WASHINGTON — Poor coordination and staffing problems were identified as major factors in veterans’ receiving inadequate care at Atlanta VA Medical Center mental-health clinics, according to a VA Inspector General (IG) report released last month. This report is the latest of many released by oversight agencies that point out the gaps in VA’s mental-health services.
Legislators expressed frustration at these continuing problems and asked VA leaders why these gaps have not been filled, despite years of effort.
“More than one-third of veterans returning from Iraq and Afghanistan who have enrolled in VA care have post-traumatic stress disorder. An average of 18 veterans kill themselves every day,” said Sen. Patty Murray (D-WA), chair of the Senate VA Committee at a hearing last month on VA mental-health care. “In fact, the difficult truth is that, somewhere in this country, while we hold this hearing, it is likely that a veteran will take his or her own life. Just this past May, the 9th Circuit Court of Appeals issued an opinion that called attention to many of these gaps in mental-health care for veterans. And while that ruling has gotten the lion’s share of attention, it is one of far too many warning signs.”
The May decision was handed down by a three-judge panel of the appeals court. In July,VA asked for a full-court hearing, in which an 11-judge panel revisit and rehear the issues. The 9th Circuit has yet to respond to that request.
Fast-Growing Patient Population
The Atlanta VAMC has one of the fastest-growing patient populations in the VA system. In FY 2009, the facility served 71,000 patients — up 7% from the previous year. In FY 2010, that number rose to 77,000 — an 8% bump.
The number of veterans needing mental-health care grew at an even steeper rate. Required follow-up to positive mental health-related screenings rose from 3,848 in FY 2009 to 11,367 in FY 2010. The number of patients receiving inpatient mental-health care rose from 651 to 993 during that time, and the number of those receiving outpatient mental-health care rose from 201,915 to 225,000.

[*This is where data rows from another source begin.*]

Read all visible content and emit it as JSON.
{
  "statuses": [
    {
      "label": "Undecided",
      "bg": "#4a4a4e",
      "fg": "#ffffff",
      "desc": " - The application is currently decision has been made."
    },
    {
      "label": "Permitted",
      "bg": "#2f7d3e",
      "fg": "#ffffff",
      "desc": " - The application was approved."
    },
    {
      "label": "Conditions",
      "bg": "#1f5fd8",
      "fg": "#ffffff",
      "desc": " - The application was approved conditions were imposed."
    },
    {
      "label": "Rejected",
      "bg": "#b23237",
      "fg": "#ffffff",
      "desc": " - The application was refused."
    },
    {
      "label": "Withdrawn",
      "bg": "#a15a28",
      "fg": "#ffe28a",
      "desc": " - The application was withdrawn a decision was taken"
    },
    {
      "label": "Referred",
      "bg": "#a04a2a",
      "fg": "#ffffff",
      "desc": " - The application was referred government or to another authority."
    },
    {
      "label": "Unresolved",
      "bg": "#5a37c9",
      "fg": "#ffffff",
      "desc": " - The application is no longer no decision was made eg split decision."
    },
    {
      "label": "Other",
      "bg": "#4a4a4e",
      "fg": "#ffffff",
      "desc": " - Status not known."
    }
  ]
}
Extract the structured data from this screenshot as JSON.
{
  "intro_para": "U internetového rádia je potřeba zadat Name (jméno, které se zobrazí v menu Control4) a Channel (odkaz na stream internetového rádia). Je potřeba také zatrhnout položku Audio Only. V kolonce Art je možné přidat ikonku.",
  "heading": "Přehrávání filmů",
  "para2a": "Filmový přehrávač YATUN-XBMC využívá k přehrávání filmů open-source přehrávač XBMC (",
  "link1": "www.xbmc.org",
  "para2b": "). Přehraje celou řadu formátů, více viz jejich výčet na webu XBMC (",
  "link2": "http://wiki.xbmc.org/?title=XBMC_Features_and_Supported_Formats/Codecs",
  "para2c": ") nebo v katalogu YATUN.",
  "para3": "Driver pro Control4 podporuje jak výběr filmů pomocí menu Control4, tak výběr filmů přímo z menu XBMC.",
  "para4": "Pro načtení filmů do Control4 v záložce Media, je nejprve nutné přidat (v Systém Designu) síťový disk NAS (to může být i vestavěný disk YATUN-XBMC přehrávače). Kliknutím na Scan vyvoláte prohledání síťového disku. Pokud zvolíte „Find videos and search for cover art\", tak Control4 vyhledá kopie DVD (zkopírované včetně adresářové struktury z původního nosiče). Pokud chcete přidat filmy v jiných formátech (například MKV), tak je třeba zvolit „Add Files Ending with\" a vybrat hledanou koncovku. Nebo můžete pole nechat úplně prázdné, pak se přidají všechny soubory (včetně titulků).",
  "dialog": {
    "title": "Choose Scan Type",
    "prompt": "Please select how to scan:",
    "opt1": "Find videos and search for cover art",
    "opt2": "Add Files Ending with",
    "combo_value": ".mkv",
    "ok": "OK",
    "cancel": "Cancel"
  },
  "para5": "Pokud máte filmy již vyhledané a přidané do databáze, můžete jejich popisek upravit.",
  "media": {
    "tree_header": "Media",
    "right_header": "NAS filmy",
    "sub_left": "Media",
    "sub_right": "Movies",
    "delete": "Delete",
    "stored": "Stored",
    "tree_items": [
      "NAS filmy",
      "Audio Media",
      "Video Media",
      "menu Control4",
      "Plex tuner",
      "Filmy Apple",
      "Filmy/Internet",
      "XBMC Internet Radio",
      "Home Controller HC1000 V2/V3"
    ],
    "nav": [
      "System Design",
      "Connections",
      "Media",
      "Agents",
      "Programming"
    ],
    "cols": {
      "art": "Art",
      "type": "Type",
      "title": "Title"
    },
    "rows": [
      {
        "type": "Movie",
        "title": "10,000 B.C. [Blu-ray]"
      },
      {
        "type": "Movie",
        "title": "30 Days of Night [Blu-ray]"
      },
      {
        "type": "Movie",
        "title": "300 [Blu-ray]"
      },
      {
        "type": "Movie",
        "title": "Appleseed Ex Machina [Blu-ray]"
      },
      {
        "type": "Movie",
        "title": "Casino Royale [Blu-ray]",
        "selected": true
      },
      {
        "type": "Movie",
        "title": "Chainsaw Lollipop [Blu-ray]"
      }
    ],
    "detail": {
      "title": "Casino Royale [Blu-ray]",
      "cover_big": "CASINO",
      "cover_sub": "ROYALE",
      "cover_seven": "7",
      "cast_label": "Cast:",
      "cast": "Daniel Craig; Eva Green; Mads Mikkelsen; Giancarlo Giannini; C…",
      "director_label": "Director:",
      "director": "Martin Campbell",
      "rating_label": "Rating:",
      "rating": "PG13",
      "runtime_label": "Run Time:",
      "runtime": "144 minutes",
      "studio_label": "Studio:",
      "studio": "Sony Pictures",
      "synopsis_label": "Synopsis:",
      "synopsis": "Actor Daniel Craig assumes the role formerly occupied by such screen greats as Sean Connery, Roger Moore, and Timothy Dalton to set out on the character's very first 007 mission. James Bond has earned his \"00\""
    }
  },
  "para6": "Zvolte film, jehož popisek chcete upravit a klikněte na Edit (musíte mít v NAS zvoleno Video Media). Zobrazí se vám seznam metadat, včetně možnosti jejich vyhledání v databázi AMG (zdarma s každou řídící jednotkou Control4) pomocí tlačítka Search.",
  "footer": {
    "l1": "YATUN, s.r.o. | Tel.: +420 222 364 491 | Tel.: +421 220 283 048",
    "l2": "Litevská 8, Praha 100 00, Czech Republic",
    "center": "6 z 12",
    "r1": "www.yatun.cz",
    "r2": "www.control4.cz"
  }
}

The result of this increase in demand was a proportional increase in waiting times for appointments. Between October 2009 and May 2010, the percentage of patients waiting longer than 30 days for an appointment rose from 0.6% to 4.5%. The IG report found that, in most cases, facilities leaders were aware of the lengthy wait times but were slow in doing anything to address them.
VA took a step to address this problem nationwide when it implemented a new performance measure in October 2010 to track the percentage of new patients waiting to be seen within 14 days of their desired appointment date. The goal was to track first appointment wait times and ensure patients were seen quickly by a mental-health professional.
However, this measure only tracks first appointments, and VA does not track subsequent appointments. The result was that the Atlanta VAMC was able to show 100% compliance with this performance measure during the first three quarters of FY 2010, despite having hundreds of patients on various waiting lists to see mental-health providers.